An aggressive raccoon was collected by Hopewell Township Animal Control on Sunday May 9th after biting a resident. The animal was submitted for testing at the New Jersey Public Health & Environmental Laboratory and test results provided to Township Health Officer Dawn Marling on May11th were positive. The resident immediately received post-exposure medical care and vaccination. Potentially exposed domestic animals on the property were re-vaccinated and will remain under observation by the Township.
The Health Department is asking any resident or pet owner in the area that may have had an encounter with this raccoon, or any other animal behaving unusually, to immediately notify the Township. Animal Control can be reached during business hours (M-F: 8:30am –4:30pm) at (609) 537-0278 and on evenings and weekends through the Police Department’s non-emergency line at (609) 737-3100.

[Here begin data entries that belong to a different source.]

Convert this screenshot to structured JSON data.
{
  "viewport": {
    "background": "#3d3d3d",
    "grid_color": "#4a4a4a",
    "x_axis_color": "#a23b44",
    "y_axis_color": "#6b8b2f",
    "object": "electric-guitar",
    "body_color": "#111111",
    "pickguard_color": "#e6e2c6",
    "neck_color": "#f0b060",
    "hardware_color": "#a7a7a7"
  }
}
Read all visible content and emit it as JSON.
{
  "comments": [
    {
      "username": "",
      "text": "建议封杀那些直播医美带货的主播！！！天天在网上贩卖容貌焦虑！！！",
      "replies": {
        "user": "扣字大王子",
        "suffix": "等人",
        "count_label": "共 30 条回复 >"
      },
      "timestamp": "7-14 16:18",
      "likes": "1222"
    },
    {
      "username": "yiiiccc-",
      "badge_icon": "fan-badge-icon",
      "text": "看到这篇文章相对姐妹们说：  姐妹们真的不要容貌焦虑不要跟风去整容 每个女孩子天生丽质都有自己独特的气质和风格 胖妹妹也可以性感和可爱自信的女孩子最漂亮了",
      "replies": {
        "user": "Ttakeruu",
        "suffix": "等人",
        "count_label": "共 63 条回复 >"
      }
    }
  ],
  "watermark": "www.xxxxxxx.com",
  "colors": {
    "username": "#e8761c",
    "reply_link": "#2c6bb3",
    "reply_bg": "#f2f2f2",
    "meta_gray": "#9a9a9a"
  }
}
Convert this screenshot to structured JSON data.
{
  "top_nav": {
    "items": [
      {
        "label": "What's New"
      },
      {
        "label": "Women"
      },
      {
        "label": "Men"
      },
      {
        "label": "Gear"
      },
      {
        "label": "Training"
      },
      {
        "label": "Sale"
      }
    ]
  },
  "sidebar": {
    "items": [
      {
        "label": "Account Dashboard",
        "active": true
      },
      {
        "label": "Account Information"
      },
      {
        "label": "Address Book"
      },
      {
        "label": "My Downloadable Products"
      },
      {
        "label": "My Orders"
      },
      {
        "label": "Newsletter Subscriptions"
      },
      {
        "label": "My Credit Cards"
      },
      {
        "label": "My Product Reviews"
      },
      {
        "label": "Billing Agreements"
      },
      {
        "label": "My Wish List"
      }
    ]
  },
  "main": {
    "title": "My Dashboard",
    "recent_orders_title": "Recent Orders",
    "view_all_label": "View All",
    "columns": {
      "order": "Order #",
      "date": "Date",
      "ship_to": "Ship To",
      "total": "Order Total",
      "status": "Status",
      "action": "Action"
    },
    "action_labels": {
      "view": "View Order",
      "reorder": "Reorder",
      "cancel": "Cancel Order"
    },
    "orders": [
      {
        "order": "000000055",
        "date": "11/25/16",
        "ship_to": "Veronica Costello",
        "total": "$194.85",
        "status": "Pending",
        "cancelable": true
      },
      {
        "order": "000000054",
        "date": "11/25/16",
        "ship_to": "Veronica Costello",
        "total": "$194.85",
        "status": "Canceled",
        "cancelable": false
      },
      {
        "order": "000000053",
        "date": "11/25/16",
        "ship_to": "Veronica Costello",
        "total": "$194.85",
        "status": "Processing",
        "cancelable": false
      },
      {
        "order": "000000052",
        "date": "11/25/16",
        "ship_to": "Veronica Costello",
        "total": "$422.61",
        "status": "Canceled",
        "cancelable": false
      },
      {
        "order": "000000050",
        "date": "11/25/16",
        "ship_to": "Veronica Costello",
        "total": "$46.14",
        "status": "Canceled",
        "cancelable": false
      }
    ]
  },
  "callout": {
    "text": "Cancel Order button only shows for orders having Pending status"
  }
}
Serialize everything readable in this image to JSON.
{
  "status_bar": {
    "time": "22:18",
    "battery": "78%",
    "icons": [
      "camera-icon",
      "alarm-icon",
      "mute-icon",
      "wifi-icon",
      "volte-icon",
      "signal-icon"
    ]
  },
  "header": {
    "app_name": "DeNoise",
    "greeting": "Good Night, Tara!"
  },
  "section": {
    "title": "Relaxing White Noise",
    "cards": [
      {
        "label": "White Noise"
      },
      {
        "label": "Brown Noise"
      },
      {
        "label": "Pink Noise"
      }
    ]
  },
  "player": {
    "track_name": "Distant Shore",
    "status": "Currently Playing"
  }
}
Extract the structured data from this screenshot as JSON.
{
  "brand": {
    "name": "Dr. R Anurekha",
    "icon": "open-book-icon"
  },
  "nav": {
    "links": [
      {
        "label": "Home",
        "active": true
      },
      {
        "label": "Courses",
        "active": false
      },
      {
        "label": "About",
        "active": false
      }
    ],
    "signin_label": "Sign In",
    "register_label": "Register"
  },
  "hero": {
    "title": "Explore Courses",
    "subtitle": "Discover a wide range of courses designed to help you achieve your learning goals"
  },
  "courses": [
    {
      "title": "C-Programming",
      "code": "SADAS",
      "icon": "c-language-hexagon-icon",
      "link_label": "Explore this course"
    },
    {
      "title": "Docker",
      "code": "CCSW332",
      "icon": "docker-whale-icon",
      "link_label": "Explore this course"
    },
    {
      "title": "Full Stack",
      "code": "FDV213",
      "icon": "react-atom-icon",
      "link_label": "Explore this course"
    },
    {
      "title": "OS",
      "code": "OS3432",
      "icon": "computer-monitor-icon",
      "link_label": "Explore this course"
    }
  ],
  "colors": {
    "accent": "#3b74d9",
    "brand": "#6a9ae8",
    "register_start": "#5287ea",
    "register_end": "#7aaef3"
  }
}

Rabies is a fatal viral disease that can be prevented by avoiding contact with animals that may be rabid. Rabies poses a real threat, especially to unvaccinated domestic animals. This incident should serve as a reminder for pet owners to ensure their animals are up-to-date with rabies vaccination. Pet owners are reminded not to allow their pets to run at-large, which can put them at risk of encountering rabid wildlife.
Raccoons, skunks, coyotes, and unvaccinated cats and dogs are among the animals that can also develop rabies. Behavioral signs of rabid animals, wild or domestic, may include staggering, restlessness, aggression, a change of the tone of their barks or growls, or choking. Passive animals sometimes become fierce and aggressive. Nocturnal animals sometimes appear during the day, as occurred in this instance. Discourage wild animal foraging by not leaving pet food outside and by securing garbage cans. Avoid feeding, touching, or housing stray or wild animals.
If you see a domestic animal (i.e. cat, dog) or a wild animal (i.e. raccoon, ground hog, skunk), that is sick, injured, orphaned (except fawns) or behaving oddly, leave it alone and contact Hopewell Township Animal Control. Do NOT handle the animal yourself. If possible, keep an eye on wandering animals to assists animal control with finding animal for capture.
If you or a loved one are bitten or scratched by an unfamiliar animal, or an animal suspected of having rabies, immediately wash the wound thoroughly with soap and water and then seek medical attention. Ask your medical provider to report and coordinate with the Hopewell Township Health Department. Not all situations require post-exposure treatment. Health Department and Animal Control staff will work to locate, capture, and test suspect animals in an effort to definitively identify if the animal is infectious.